Die späten Jahre: Egger in der Steinhütte
Nachdem Egger aus dem Krieg zurückkehrt, kommt er beim Schulhaus unter. Dieses befindet sich in Berg, dem Nachbarort von Gruben, wo (siehe oben) die meisten Dorfszenen entstanden sind. Nachdem dieses Haus abgerissen wird, pachtet Egger vom Wirt die abgelegene Steinhütte, in der er seinen Lebensabend verbringt. Die sogenannte Halterhütte befindet sich im Umbaltal, nahe der Umbalfälle, im Nationalpark Hohe Tauern und wird als Jagdhütte genutzt.
Erleben
Das Umbaltal führt der Isel entlang von der Quelle bis nach Hinterbichl. Entlang der Themenwanderung „Wasserschaupfad Umbalfälle“ begleitet man den Bergbach ein Stück bis zu den beeindruckenden Umfalfällen. Etwas oberhalb befindet sich die Halterhütte und jene Stelle, an der er beim Waschen von Wanderern überrascht wird.
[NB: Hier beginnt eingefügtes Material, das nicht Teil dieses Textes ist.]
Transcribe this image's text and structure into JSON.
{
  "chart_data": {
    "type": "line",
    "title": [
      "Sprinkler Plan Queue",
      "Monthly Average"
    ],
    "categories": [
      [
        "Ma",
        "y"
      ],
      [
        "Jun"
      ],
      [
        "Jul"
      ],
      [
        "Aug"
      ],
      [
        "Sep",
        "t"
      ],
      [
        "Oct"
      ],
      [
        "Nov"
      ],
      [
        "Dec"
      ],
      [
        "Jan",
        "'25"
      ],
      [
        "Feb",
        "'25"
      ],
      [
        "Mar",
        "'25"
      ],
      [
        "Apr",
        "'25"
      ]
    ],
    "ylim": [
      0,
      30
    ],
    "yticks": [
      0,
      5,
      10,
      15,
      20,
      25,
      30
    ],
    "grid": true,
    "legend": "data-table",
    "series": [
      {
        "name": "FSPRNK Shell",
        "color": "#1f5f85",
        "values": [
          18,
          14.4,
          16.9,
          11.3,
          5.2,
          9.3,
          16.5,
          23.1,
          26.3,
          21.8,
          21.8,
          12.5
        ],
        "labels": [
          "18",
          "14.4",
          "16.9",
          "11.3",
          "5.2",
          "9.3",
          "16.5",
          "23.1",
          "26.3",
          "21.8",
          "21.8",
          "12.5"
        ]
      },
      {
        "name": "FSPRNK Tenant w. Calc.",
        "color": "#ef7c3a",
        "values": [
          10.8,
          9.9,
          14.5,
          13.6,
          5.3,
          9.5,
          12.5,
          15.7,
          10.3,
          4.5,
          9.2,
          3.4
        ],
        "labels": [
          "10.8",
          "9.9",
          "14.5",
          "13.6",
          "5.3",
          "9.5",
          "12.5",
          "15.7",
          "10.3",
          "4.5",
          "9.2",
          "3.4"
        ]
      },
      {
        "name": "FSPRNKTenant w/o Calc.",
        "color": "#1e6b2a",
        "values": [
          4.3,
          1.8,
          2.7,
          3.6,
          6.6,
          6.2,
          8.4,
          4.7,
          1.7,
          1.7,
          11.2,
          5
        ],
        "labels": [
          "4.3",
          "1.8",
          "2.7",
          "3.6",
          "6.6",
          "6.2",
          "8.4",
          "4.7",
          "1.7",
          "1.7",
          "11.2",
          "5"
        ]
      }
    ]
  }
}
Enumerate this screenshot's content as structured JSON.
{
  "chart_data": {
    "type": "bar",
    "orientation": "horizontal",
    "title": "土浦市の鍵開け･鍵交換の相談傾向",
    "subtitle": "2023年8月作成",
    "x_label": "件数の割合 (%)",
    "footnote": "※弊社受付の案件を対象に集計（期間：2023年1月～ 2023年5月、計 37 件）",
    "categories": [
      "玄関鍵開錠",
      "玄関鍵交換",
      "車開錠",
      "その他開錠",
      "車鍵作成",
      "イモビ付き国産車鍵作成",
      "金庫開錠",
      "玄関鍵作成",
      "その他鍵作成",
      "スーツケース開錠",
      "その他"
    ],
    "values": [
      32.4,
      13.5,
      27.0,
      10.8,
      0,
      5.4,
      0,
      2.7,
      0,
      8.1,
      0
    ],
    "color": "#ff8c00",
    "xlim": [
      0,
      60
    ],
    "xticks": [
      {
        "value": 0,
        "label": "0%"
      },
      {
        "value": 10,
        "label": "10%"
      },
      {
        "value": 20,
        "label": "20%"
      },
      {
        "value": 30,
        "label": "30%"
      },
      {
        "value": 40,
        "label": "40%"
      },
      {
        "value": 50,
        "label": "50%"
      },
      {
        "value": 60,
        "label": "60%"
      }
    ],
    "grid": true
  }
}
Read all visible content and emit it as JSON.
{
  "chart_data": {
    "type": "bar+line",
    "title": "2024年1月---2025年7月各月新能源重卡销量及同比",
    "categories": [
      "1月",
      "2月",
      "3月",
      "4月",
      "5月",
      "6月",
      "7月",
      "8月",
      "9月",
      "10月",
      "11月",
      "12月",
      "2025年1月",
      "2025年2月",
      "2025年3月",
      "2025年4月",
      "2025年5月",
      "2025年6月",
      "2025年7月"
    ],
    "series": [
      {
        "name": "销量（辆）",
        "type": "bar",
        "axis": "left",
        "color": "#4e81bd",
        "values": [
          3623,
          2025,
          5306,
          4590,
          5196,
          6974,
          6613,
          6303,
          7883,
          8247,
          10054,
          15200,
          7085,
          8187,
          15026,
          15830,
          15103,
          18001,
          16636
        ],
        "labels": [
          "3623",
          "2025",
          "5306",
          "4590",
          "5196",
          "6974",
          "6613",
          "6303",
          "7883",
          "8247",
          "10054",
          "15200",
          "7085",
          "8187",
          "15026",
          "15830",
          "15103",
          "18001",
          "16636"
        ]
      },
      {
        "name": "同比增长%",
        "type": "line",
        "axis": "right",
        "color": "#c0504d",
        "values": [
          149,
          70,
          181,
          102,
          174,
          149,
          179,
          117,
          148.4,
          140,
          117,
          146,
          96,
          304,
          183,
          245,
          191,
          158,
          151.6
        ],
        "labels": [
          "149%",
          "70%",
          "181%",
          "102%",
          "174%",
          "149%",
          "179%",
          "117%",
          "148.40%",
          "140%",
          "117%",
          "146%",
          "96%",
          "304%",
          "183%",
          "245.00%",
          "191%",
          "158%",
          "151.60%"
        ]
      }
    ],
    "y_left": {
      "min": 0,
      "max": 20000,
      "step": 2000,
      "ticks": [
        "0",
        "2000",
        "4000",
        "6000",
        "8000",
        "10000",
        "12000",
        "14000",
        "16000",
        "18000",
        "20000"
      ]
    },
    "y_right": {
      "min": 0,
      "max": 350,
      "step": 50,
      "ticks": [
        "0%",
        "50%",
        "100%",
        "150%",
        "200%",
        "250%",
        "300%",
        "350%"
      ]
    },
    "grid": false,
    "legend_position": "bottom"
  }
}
Wem die kurze Wanderung nicht genug ist, wählt den Aufstieg weiter zur Clarahütte. Besonders viel sieht man entlang des 76 Kilometer langen Iseltrail, einem Weitwanderweg, der ohne viele technischen Schwierigkeiten von Lienz bis zur Iselquelle führt. Die Steinhütte passiert man übrigens entlang der vierten Iseltrailetappe.
"Ein ganzes Leben" ist eine Koproduktion von EPO Film und Tobis nach dem gleichnamigen Bestseller von Robert Seethaler. Die Dreharbeiten unter Regisseur Hans Steinbichler fanden zwischen Februar und Juli 2022 an 47 Drehtagen in Osttirol statt. Der Film feierte seine Premiere beim Zürich Filmfestival im Oktober 2023 und ist seit November 2023 in den Kinos zu sehen.